Let’s talk about replication a bit. How much do you know about it? Why is it so important? As for me, I can think of plenty of questions about replication, and they generally fall into these three categories:
What is it?
Why do we need it? (Justification and benefits)
How it can be applied?
In this two-part article series, we’re going to look at those questions in the context of a proposal to add replication capabilities to Trove, the OpenStack Database project.
Replication: Definition and types
So before we start, we should define just what it is that we’re talking about.
Replication is the process of sharing information between databases (or any other type of server) to ensure that the content is consistent between systems. Replication is normally used to increase the number of database servers available to clients, thereby reducing the load on each.
In general, systems will implement one of these three replication types:
Single-Master Replication (SMR)
Multi-Master Replication (MMR)
Multi-Master per Slave Replication (MMSR)
Let’s take a deeper look at each of them to build a view about how data is actually being replicated among nodes within these common types of replication.
Single-Master Replication (SMR)
In Single-Master Replication, changes, such as inserts, updates, and deletions to table rows are allowed to occur only in a designated master database. These changes are then replicated to tables in one or more slave databases. The replicated tables in the slave databases are not permitted to accept any changes, except from the designated master database. (This is also known as master-to-slave, or master/slave replication.)
Multi-Master Replication designates two or more databases in which tables with the same table definitions and initial row sets are created. Changes, such as inserts, updates, and deletions to table rows are allowed to occur in any of these databases. Changes to table rows in any given database are then replicated to their counterpart tables in every other database. In this scenario, each master is both readable and writeable. (This schema is close to the “clustering” form of data sharing because each node accepts read/write operations.)
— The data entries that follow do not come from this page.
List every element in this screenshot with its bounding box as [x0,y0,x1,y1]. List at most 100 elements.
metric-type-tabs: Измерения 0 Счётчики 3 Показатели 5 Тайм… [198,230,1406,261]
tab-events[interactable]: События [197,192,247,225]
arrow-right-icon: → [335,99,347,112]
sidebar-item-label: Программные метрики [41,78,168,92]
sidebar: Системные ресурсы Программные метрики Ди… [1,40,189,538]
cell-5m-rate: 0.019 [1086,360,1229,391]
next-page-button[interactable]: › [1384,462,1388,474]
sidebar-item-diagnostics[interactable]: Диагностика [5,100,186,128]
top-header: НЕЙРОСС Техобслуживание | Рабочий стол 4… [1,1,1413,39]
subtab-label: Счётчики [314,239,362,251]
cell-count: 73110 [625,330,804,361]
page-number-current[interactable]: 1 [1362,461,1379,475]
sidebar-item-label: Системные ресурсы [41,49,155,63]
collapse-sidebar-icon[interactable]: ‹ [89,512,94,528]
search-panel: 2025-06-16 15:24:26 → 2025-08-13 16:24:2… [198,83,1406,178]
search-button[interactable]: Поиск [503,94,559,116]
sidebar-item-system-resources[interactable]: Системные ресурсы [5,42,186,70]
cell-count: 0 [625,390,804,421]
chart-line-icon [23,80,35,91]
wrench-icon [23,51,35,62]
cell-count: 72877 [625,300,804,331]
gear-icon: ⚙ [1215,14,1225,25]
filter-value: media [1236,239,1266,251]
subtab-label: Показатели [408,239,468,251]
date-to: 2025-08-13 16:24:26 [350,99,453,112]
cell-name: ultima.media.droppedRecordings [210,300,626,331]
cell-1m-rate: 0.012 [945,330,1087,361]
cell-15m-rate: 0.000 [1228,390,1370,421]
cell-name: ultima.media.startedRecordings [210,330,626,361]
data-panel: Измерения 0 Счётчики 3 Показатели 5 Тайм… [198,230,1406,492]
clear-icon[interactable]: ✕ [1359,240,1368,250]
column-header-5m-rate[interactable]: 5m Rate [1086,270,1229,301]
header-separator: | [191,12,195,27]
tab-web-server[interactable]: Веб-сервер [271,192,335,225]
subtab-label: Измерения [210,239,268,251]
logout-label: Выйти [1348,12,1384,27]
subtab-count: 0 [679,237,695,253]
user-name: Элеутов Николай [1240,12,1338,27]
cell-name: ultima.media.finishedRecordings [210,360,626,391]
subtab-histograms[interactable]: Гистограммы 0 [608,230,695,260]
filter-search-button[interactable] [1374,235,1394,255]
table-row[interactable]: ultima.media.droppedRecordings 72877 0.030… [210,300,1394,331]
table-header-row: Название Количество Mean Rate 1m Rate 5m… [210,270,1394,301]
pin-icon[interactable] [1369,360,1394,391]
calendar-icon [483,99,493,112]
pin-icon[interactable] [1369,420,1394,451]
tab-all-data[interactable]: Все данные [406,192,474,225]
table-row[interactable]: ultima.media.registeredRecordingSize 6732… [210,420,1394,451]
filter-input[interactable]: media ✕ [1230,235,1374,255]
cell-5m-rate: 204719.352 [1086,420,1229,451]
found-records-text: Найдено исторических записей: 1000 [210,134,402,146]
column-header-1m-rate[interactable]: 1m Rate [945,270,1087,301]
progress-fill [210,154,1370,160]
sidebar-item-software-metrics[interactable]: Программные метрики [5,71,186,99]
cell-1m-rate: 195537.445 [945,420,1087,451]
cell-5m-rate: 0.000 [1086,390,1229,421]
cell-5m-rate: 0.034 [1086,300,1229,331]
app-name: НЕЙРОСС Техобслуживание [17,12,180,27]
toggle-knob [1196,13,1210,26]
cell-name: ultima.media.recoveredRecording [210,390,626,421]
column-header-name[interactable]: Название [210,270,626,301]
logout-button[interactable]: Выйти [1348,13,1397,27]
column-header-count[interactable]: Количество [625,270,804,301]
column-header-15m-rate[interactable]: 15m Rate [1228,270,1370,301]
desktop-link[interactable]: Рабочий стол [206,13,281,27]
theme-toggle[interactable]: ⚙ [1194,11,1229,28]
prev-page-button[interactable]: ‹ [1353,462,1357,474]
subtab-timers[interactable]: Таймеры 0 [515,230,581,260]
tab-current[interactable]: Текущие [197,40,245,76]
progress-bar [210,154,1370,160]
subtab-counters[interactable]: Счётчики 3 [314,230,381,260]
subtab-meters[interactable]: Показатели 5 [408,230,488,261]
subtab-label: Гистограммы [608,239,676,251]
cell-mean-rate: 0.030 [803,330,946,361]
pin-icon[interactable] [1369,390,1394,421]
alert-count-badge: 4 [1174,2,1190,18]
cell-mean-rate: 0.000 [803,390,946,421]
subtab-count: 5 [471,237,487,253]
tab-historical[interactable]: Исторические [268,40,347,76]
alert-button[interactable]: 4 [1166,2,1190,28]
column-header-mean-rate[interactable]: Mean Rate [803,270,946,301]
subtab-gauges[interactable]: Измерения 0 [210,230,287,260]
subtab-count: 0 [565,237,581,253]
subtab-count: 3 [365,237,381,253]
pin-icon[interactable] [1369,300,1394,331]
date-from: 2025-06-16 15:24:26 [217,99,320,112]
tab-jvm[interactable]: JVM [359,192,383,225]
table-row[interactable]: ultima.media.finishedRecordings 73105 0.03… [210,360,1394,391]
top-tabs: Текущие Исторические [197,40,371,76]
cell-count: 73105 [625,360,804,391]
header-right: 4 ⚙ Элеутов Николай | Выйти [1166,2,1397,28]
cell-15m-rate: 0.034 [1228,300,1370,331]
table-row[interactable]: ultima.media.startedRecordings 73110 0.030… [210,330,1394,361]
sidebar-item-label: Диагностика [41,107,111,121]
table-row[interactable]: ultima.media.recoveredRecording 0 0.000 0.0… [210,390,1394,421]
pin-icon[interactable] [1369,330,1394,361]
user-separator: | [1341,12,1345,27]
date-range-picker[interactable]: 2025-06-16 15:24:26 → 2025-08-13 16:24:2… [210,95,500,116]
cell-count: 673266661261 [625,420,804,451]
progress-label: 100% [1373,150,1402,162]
Multi-Master-Single-Slave Replication (MMSSR)
Multi-Master-Single-Slave Replication (MMSSR) is basically the opposite of Single Master Replication (SMR). In this case, three or more master databases are designated in which tables with the same table definitions and initial row sets are created. Changes, such as inserts, updates, and deletions to table rows are allowed to occur in any of these master databases. Changes to table rows in any given master database are then replicated to their counterpart tables in a common slave database. This single slave is a backup node shared among all master the nodes, so it contains all of the data.
This method does have at least one limitation: each master must replicate only unique structures to the slave. For example, it’d be inappropriate to have the same table names on multiple master nodes.
Why does Trove need replication?
Most of the datastores currently supported by Trove have replication capabilities to fulfill various use cases such as scale out via read replicas, operational recovery (failover, fault tolerance), and offline backup. In order to be truly production ready, Trove needs to support easy configuration and management of these use cases.
Over time, all of these requirements should be evaluated; the goal of this proposal (and the blueprint behind it) is to focus on read replicas for scale out, and target the MySQL datastore. It is expected that implementation within this scope will occur for other datastores, and then the scope can be expanded to meet the remaining requirements.
A set of use cases can be found in the community roadmap, but some common use cases include:
Read/write scaling (SMR).
High availability (single zone, multiple datacenter).
Replication as the backup process (MMR).
Replication as a failover mechanism (MMSSR).